T he highly-anticipated week of sales for Pierre Bergé: From One Home to Another drew enthusiastic crowds from around the world to Sotheby’s Paris, presenting this remarkable collection to new audiences and seasoned collectors alike. The four sessions concluded with a total of €28,447,169 ($32,375,439), nearly four times the pre-sale high estimate.
The exhibition, which drew some 5,000 visitors to the Galerie Charpentier, focussed on the individual aesthetic of each of the four homes; ‘La Datcha’ in Normandy, ‘Mas Theo’ in Provence, ‘Villa Mabrouka’ in Morocco and an apartment on rue Bonaparte in Paris. The sale captured the imagination of a diverse bidding base, saw records achieved for a number of artists, and was 100% sold.
This rich collection, amassed over more than five decades and gathered from every corner of the globe, was testament to the inimitable eye of Pierre Bergé, and many of the pieces in the collection were acquired with his long-term partner Yves Saint Laurent. The legacy of their passion for the arts has resulted in the founding of cultural institutions in both Paris and Marrakech to be enjoyed by generations to come. Proceeds from the sale, organised in association with Pierre Bergé & Associés, will go to the Fondation Pierre Bergé – Yves Saint Laurent and the Fondation Jardin Majorelle.
The story of Pierre Bergé is one of unrivalled knowledge and eclectic taste, honed and refined over several decades of collecting and nurtured through contact and collaboration with some of the most creative minds of the 20th century; the couple’s extended professional and social circle in Paris, Morocco and beyond included Jean Cocteau, Christian Dior, Zizi Jeanmaire and Bernard Buffet.
In transforming the galleries in to the four properties shared by Pierre Bergé and Yves Saint Laurent, visitors were afforded a glimpse inside their homes, and the bold pairings of Bergé’s balanced collecting ethos; mixing Old master paintings with Pop art, and 19th century European furniture with 20th century design classics. Warhol sits happily alongside Géricault, and Modernist sculpture by Picasso is placed next to ancient sculpture and 16th century vanitas.

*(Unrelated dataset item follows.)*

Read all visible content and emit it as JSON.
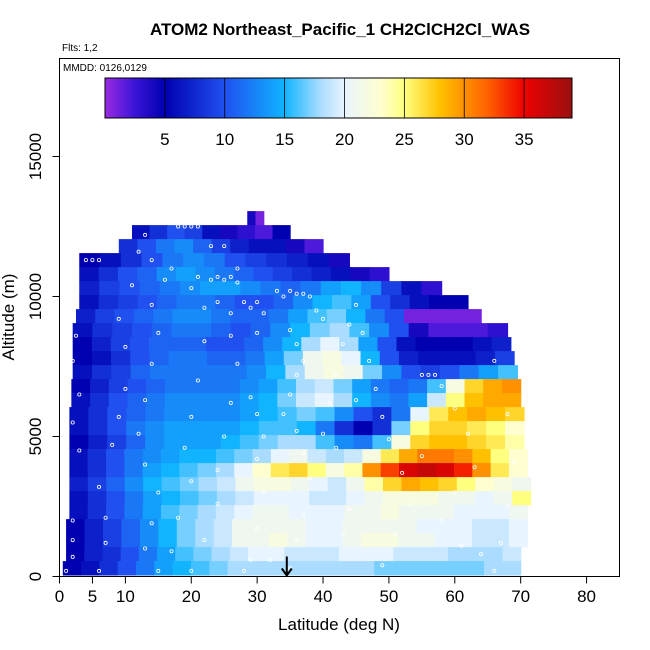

So important was the couple’s relationship with their homes, they forged close relationships with a number of the world’s leading interior designers, such as Jacques Grange and Studio Peregalli, as well as commissioning works by the revolutionary design duo Claude and François-Xavier Lalanne, with whom Bergé and Saint Laurent had been friends since the 1960s. A mirror created by Claude Lalanne for the living room at Villa Mabrouka in Tangiers, and inscribed ‘Y.S.L,’ sold for €909,000 – rising well above €200,000–300,000 estimate.
At the heart of Bergé’s collection were 12 paintings by Bernard Buffet, the majority of which were gifted to Bergé by the artist, his companion from 1950 to 1958. According to Bergé, the pair were inseparable during this period and his unwavering support of Buffet’s career is demonstrated in both accounts of their time together, and this deeply personal selection of works.
Couple nu assis (1956) soared to €705,000 against an estimate of €80,000-120,000. Other works by the expressionist master include Boeuf écorché from 1954 – one of the artist’s first tributes to Rembrandt – which realised €609,000, and the 1954 self-portrait Autoportrait sur fond noir, which sold for €669,000.
Several records were broken across the sessions, with Jean-Jules-Antoine Lecomte du Noüy’s The Harem's Gate, Souvenir of Cairo, selling for €2,409,000, setting a world auction record for the artist. Bergé and Saint Laurent grew an exceptional collection of Orientalist works, which also included Charles Knighton Warren's The Nubian Guard – also breaking the record for this artist, at €321,000 – eight times its pre-sale estimate.
Saint Laurent, in particular, was deeply fascinated and influenced with Eastern culture, and an exhibition on this theme, Yves Saint Laurent: Dreams of the Orient, is currently on view in Paris at the Musée Yves Saint Laurent.
Other highlights from the sale include a set of seven intricate Qing Dynasty wallpaper panels that achieved €465,000, and Pablo Picasso's Masque, 1961 in Cannes, which sold for €273,000, more than three times the estimate.